For the vSphere CSI driver, offline expansion is available in vSphere versions >= 7.0, and online expansion is available in vSphere versions >= 7.0 Update 2.
The standard-rwo StorageClass sets allowVolumeExpansion to true by default
for newly created clusters running on >= vSphere 7.0. You can use both online
and offline expansion for volumes using this StorageClass. For an upgraded
cluster, because StorageClasses are not modified on cluster upgrades, when a
cluster is upgraded from 1.7 to 1.8, the allowVolumeExpansion setting in
standard-rwo remains unset, which means volume expansion is not allowed.
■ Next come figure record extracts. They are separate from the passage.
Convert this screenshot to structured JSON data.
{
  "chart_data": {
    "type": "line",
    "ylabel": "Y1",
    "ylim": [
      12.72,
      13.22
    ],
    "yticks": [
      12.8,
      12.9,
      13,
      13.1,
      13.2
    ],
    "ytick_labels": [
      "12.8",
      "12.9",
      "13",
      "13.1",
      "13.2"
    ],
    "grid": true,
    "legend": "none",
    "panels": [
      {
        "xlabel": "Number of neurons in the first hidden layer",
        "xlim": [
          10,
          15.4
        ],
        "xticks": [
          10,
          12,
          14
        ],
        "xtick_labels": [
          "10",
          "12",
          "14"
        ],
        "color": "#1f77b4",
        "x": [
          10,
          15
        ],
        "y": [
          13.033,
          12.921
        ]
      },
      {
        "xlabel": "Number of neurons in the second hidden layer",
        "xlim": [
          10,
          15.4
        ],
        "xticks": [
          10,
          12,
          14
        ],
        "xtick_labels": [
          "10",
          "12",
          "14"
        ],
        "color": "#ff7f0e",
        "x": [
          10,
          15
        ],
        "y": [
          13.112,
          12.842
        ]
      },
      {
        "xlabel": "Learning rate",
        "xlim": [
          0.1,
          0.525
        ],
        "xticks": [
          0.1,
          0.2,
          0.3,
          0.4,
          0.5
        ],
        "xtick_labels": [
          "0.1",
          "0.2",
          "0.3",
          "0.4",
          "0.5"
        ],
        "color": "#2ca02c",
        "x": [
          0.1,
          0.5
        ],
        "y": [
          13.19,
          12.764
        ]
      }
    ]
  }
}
For more information on volume expansion, see Using volume expansion.
CSI Volume snapshots
You can create snapshots of persistent storage by using the
VolumeSnapshot
and
VolumeSnapshotClass
resources. To use this feature on a CSI volume, the CSI driver must support
volume snapshots, and the external-snapshotter sidecar container must be
included in the CSI driver deployment.
For more information on volume snapshots, see Using volume snapshots.
The CSI snapshot controllers are deployed automatically when you create a cluster.
Volume cleanup
When you delete a user cluster, volumes provisioned by the vSphere CSI driver are not deleted. You should delete all volumes, PersistentVolumeClaims, and StatefulSets are deleted before you delete the cluster.